Measured Against Reality

Monday, August 28, 2006

What Would Alien Life Be Like?

Imagine that alien life was discovered on a distant world. What would it be like? It would look very foreign to us, beyond even the most active imaginations. However, there will be some things that would most likely evolve there too, making alien life at least somewhat recognizable.

I'm assuming a few things. First, that the life is not buried deep underground or at geothermal vents. Not only would these critters be hard to find, they wouldn't be as diverse as terrestrial life. I'm also assuming carbon-based life forms. Life may not always be carbon based, but I highly doubt that anything else exists.

Continue reading...1. DNA

Whether it’s actually DNA or some other molecule, life needs a genetic code. Without an accurately reproducible, readily translatable genetic code, life cannot exist, at least in any stable form. It’s certainly possible that alien chemistry could come up with something other than DNA, but there’s a good chance that DNA is simply the only viable organic molecule for the job.

It’s also vital that a carrier of genetic information accumulates errors and causes the organism containing it to mutate, otherwise evolution could not occur. So a molecule for life needs to be extremely reproducible, but also not so much so that it no longer evolves. It’s very likely that DNA will fill this role.

2. Plants and Animals

Once life gets started, it will almost certainly be similar to our bacteria: unicellular organisms eating organic molecules and eventually each other. But a world with just bacteria would not end up being very biodiverse, and given the small amount of nutrients that would be available on a planet that had recently evolved life, and that there would have to be some kind of nearby star for life to form at all, some form of cyanobacteria and eventually plant life would evolve. The light from a star is just too abundant a source of energy for life to miss, and without plants to turn its energy into biomass no higher life forms would evolve. As long as our hypothetical planet is fairly far along evolutionarily, there will be a plant/animal divide, although the occupants of each category may be nothing like what we’re used to, and things like fungi that don't fit well into either category will probably exist as well.

3. Sex

Exactly why sex evolved in the first place is a bit of a mystery, but the vast numbers of sexually reproducing compared to asexually reproducing life forms at the multi-cellular level indicates that it does have an advantage. It’s likely that recombination of genes allows evolution to occur more rapidly, giving sexual species a better chance at surviving changes in environment or filling an ecological niche.

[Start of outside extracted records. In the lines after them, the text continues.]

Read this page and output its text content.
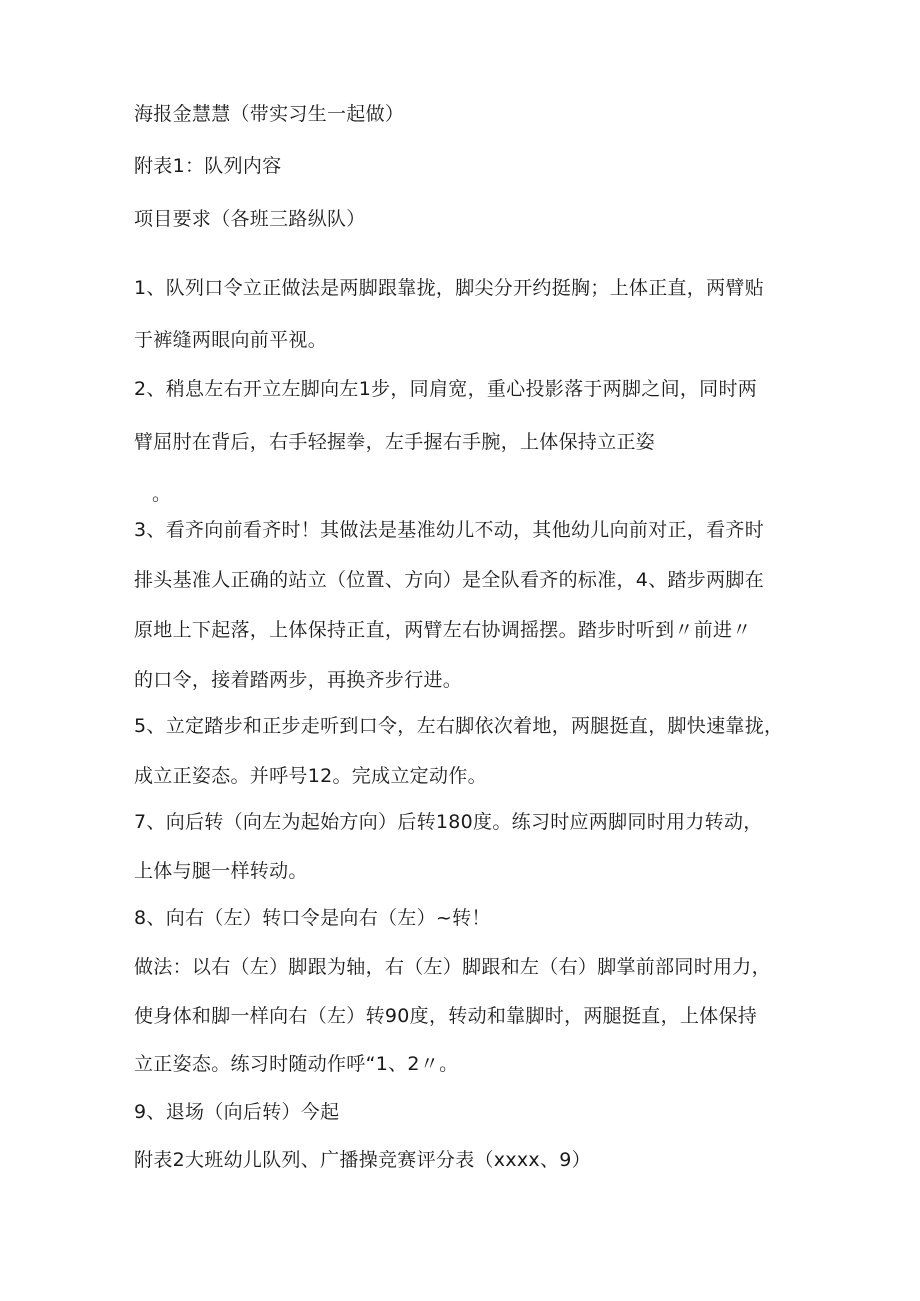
海报金慧慧（带实习生一起做）
附表1：队列内容
项目要求（各班三路纵队）
1、队列口令立正做法是两脚跟靠拢，脚尖分开约挺胸；上体正直，两臂贴
于裤缝两眼向前平视。
2、稍息左右开立左脚向左1步，同肩宽，重心投影落于两脚之间，同时两
臂屈肘在背后，右手轻握拳，左手握右手腕，上体保持立正姿
。
3、看齐向前看齐时！其做法是基准幼儿不动，其他幼儿向前对正，看齐时
排头基准人正确的站立（位置、方向）是全队看齐的标准，4、踏步两脚在
原地上下起落，上体保持正直，两臂左右协调摇摆。踏步时听到〃前进〃
的口令，接着踏两步，再换齐步行进。
5、立定踏步和正步走听到口令，左右脚依次着地，两腿挺直，脚快速靠拢，
成立正姿态。并呼号12。完成立定动作。
7、向后转（向左为起始方向）后转180度。练习时应两脚同时用力转动，
上体与腿一样转动。
8、向右（左）转口令是向右（左）~转！
做法：以右（左）脚跟为轴，右（左）脚跟和左（右）脚掌前部同时用力，
使身体和脚一样向右（左）转90度，转动和靠脚时，两腿挺直，上体保持
立正姿态。练习时随动作呼“1、2〃。
9、退场（向后转）今起
附表2大班幼儿队列、广播操竞赛评分表（xxxx、9）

Because of this it’s highly likely that multi-cellular alien life would have some form of sexual reproduction. It might not be something that we recognize as such, but it’s very unlikely that all forms of life would reproduce asexually.

4. Eyes

Estimates put the number of times eyes have independently evolved in the animal kingdom at around 30, and the time it takes to evolve them at around 100,000 years. Since they appear so many times and so rapidly here on Earth, it’s almost impossible for our alien animals to not be able to see. They’ll probably see light, since any star that is suitable for life will put out a lot of its energy around the visible spectrum, but this is not a given. Some animals see infrared or ultraviolet on Earth, it’s entirely possible that alien animals would see in these or other spectra too.

5. Ecological Niches

It’s very likely that the same kind of ecological niches that exist here on Earth will exist on alien planets. That means that there will be plants, nitrogen fixers, parasites, prey, predators, scavengers, and decomposers, along with a host of other things that will be specific to how life evolved there. For example, many insects survive on pollen, but if plants don’t pollinate on the alien world than that niche will not have to be filled, so there will be nothing like our pollinators. This means that we may find some truly extraordinary creatures doing some fairly bizarre things based on the niche they occupy, but there will be some basic ones (like the few I mentioned) regardless.

6. It will totally surprise us

As I learn more about evolution, it becomes ever clearer that life always does find a way to do something. When confronted with a problem, evolution will always find some kind of answer. Once abiogenesis occurs on some distant planet, evolution will take its patchwork, jury-rigged course, and its solutions to the problems it will encounter will be as fascinating as the ones here on Earth. (Of course, I know evolution is not any kind of active force, but it's easier to describe it as such.) I'd be excited for the day we find extraterrestrial life if I thought there was any chance at all of it happening within my lifetime. I hope those future scientists/space travelers enjoy it.